The Corner

GOP Already Giving Up Medicare Overhaul?

I hate to be the bearer of bad news, but it sure looks that way:

Senior Republicans conceded Wednesday that a deal is unlikely on a contentious plan to overhaul Medicare and offered to open budget talks with the White House by focusing on areas where both parties can agree, such as cutting farm subsidies.

On the eve of debt-reduction talks led by Vice President Biden, House Majority Leader Eric Cantor (Va.) said Republicans remain convinced that reining in federal retirement programs is the key to stabilizing the nation’s finances over the long term.

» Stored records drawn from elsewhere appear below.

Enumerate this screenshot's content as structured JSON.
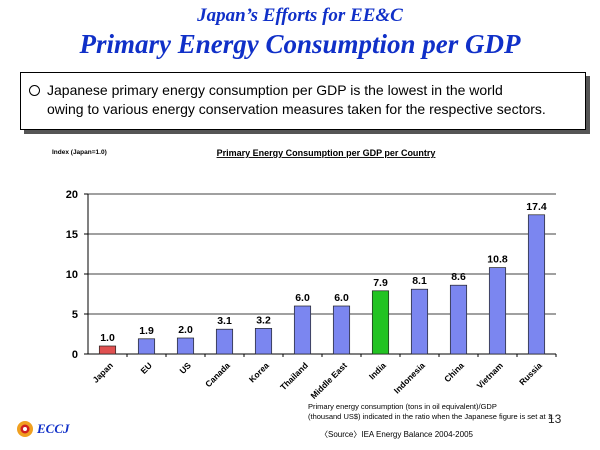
{
  "header": {
    "subtitle": "Japan’s Efforts for EE&C",
    "title": "Primary Energy Consumption per GDP"
  },
  "bullet": {
    "line1": "Japanese primary energy consumption per GDP is the lowest in the world",
    "line2": "owing to various energy conservation measures taken for the respective sectors."
  },
  "chart_data": {
    "type": "bar",
    "title": "Primary Energy Consumption per GDP per Country",
    "ylabel": "Index (Japan=1.0)",
    "xlabel": "",
    "ylim": [
      0,
      20
    ],
    "yticks": [
      0,
      5,
      10,
      15,
      20
    ],
    "categories": [
      "Japan",
      "EU",
      "US",
      "Canada",
      "Korea",
      "Thailand",
      "Middle East",
      "India",
      "Indonesia",
      "China",
      "Vietnam",
      "Russia"
    ],
    "values": [
      1.0,
      1.9,
      2.0,
      3.1,
      3.2,
      6.0,
      6.0,
      7.9,
      8.1,
      8.6,
      10.8,
      17.4
    ],
    "value_labels": [
      "1.0",
      "1.9",
      "2.0",
      "3.1",
      "3.2",
      "6.0",
      "6.0",
      "7.9",
      "8.1",
      "8.6",
      "10.8",
      "17.4"
    ],
    "grid": true,
    "colors": {
      "default": "#7b86f0",
      "Japan": "#e05050",
      "India": "#22c322"
    }
  },
  "footnote": {
    "line1": "Primary energy consumption (tons in oil equivalent)/GDP",
    "line2": "(thousand US$) indicated in the ratio when the Japanese figure is set at 1."
  },
  "source": "〈Source〉IEA Energy Balance 2004-2005",
  "page_number": "13",
  "logo": {
    "text": "ECCJ",
    "icon": "sun-icon"
  }
}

But he said Republicans recognize they may need to look elsewhere to achieve consensus after President Obama “excoriated us” for a proposal to privatize Medicare.

That search should start, Cantor said, with a list of GOP proposals that would save $715 billion over the next decade by ending payments to wealthy farmers, limiting lawsuits against doctors, and expanding government auctions of broadcast spectrum to telecommunications companies, among other items.

Democrats said they were encouraged by the  move, which could smooth the way to a compromise allowing Congress to raise the legal limit on government borrowing and avoid a national default.

“There’s common ground there,” said Rep. Chris Van Hollen (Md.), the senior Democrat on the House Budget Committee, who is representing House Democrats in the Biden talks.

With Democrats controlling the Senate and the White House, it’s an incontrovertible fact that the Ryan Medicare plan was DOA. But there is no advantage in caving on it before the first day of debt-reduction talks. The day actually started with a good piece of news for Republicans in the form of Senator Conrad’s budget proposal, which was marginally more responsible than President Obama’s and drew the ire of rank and file Senate Democrats. It nevertheless established a new left edge of the bargaining window,  and effectively tossed out the Obama proposal. This announcement would seem to do just the opposite, establishing a new right edge that is considerably less conservative than the Ryan plan.

UPDATE: As Mike notes above, the Post story itself is less definitive than the headline that came in the original e-mail alert — “Breaking News: Medicare dropped from GOP budget proposal” — and in fact, there was a rare correction issued to the effect of:

[Note: The headline on an earlier alert incorrectly described the GOP position in deficit talks.]

Good.

I also just got a note from Cantor’s press shop that says definitively: “To be clear, the Republican position is the Ryan budget, period.”